La Cassazione: “L’Italia non equipara l’unione al matrimonio”. Bocciato il ricorso di una coppia omosessuale
Roma – 19 marzo 2009 – Le coppie di fatto non hanno diritto al ricongiungimento familiare, anche se la loro unione è riconosciuta nel paese d’origine del cittadino straniero.
Lo ha ribadito la Prima sezione civile della Cassazione, bocciando (con la sentenza 6441) il ricorso di D.W., un cittadino neozelandese.
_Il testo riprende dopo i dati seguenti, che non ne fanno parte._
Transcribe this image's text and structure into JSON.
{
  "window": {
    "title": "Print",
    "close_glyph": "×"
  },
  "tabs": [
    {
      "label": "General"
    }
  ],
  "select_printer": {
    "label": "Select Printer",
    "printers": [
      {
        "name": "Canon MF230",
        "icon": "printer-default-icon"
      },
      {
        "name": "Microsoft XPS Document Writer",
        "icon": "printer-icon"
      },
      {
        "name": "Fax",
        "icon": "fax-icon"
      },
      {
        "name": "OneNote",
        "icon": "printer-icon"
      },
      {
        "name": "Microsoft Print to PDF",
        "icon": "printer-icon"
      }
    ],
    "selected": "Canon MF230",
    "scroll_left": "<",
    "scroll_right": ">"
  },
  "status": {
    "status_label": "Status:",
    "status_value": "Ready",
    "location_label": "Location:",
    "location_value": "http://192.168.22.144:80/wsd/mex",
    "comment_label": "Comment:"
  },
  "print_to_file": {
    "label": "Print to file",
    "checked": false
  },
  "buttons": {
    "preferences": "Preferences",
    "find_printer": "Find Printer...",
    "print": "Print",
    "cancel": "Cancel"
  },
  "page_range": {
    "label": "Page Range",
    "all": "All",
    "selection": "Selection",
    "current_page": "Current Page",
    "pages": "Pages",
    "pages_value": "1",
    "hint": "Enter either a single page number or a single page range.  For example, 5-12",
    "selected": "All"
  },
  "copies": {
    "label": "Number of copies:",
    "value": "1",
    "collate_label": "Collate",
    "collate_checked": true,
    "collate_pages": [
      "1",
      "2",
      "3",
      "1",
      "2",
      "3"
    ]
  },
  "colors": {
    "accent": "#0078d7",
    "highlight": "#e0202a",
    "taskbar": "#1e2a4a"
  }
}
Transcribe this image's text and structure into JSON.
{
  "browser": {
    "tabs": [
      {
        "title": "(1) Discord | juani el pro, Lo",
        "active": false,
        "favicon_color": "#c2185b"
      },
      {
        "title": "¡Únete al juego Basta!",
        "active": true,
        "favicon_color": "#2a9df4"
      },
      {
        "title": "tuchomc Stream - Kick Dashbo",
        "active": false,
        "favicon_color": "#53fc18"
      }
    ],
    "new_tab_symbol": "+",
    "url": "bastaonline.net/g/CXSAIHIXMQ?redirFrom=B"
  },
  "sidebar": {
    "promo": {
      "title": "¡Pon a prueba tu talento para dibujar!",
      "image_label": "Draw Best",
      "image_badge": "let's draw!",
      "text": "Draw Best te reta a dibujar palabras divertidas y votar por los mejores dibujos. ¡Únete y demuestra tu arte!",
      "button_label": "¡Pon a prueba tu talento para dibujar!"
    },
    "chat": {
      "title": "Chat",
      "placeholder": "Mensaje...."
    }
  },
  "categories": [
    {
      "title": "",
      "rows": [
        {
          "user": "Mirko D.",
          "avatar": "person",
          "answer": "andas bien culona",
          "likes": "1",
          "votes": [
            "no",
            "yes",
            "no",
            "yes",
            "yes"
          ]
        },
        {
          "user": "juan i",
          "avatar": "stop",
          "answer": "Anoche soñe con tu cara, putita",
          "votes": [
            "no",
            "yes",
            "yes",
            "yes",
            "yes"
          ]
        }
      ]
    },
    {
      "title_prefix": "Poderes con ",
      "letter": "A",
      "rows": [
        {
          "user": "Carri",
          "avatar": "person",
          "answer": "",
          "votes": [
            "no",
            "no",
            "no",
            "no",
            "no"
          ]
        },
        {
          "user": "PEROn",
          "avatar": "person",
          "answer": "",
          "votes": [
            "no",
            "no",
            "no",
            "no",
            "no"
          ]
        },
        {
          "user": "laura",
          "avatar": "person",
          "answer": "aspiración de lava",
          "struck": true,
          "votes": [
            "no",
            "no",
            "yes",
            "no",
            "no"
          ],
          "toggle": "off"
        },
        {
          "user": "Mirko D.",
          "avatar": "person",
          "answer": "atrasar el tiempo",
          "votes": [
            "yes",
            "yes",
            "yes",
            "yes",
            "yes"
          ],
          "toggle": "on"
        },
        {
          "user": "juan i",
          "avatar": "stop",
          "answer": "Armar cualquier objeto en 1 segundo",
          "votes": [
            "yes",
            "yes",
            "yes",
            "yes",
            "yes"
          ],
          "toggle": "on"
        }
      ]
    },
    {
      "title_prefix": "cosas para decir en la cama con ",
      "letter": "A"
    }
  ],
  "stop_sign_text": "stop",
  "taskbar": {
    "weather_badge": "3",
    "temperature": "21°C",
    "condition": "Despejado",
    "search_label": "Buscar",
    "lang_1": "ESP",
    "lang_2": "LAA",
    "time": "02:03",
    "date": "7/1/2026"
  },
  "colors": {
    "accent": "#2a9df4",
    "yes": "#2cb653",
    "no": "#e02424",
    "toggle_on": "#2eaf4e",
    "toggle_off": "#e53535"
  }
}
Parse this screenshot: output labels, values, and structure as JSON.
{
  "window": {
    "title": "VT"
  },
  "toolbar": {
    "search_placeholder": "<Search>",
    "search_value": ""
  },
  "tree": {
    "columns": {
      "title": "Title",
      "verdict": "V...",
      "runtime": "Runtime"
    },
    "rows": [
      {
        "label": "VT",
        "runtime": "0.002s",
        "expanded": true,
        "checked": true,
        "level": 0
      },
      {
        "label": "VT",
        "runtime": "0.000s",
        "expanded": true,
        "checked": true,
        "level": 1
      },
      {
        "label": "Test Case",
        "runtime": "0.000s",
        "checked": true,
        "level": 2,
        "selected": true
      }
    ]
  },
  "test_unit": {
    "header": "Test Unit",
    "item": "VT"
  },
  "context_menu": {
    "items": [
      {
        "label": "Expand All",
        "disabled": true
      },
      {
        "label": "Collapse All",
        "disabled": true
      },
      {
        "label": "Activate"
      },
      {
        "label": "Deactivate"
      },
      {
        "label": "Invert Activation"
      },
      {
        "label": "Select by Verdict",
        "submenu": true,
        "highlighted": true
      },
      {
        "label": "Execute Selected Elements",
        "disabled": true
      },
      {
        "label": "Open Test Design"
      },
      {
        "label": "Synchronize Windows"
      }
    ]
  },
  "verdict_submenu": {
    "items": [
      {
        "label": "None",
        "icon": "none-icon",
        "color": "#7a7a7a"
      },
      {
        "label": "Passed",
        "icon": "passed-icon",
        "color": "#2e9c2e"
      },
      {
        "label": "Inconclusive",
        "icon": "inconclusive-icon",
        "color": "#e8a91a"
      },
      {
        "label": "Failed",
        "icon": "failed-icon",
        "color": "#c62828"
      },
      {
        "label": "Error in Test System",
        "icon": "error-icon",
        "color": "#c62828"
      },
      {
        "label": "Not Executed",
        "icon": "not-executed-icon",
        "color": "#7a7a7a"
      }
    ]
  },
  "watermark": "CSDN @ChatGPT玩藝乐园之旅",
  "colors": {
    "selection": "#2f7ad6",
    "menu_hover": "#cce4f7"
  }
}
Questo ha un compagno livornese, ma si è visto negare la conversione del suo permesso di studio in permesso familiare, nonostante avesse esibito una certificazione neozelandese sulla loro unione.
Secondo la Suprema Corte, legittimamente il giudice di merito ha negato il ricongiungimento familiare a D.W. in quanto il neozelandese "non e’ cittadino di uno stato dell’Unione Europea" e perché comunque "l’equiparazione dell’unione registrata al matrimonio, al fine del riconoscimento della qualità di ‘familiare’ e quindi del diritto di ingresso e di soggiorno, deve essere prevista dalla legislazione nazionale dello stato ospitante".
Inutilmente la coppia di fatto, dopo che la Corte d’appello di Firenze, nel luglio 2000, aveva respinto la richiesta di ricongiungimento, ha fatto ricorso in Cassazione. I due sottolineavano che non si chiedeva il riconoscimento di uno ‘status’ giàv acquisito dallo straniero nell’ordinamento neozelandese, ma soltanto il rilascio del permesso di soggiorno "per motivi familiari".
La Prima sezione civile ha bocciato il ricorso di D. W. e del suo compagno, evidenziando che il ricongiungimento si puo’ applicare soltanto nei casi del "coniuge" dei "figli minori", di "figli maggiorenni non autosufficienti per ragioni di salute", e di "genitori a carico che non dispongano di adeguato sostegno familiare nel paese di origine o di provenienza". Inoltre, che "la mancata equiparazione al coniuge del partner di unione registrata o attestata, ai fini della disciplina dell’immigrazione, non appare in contrasto con alcun principio costituzionale".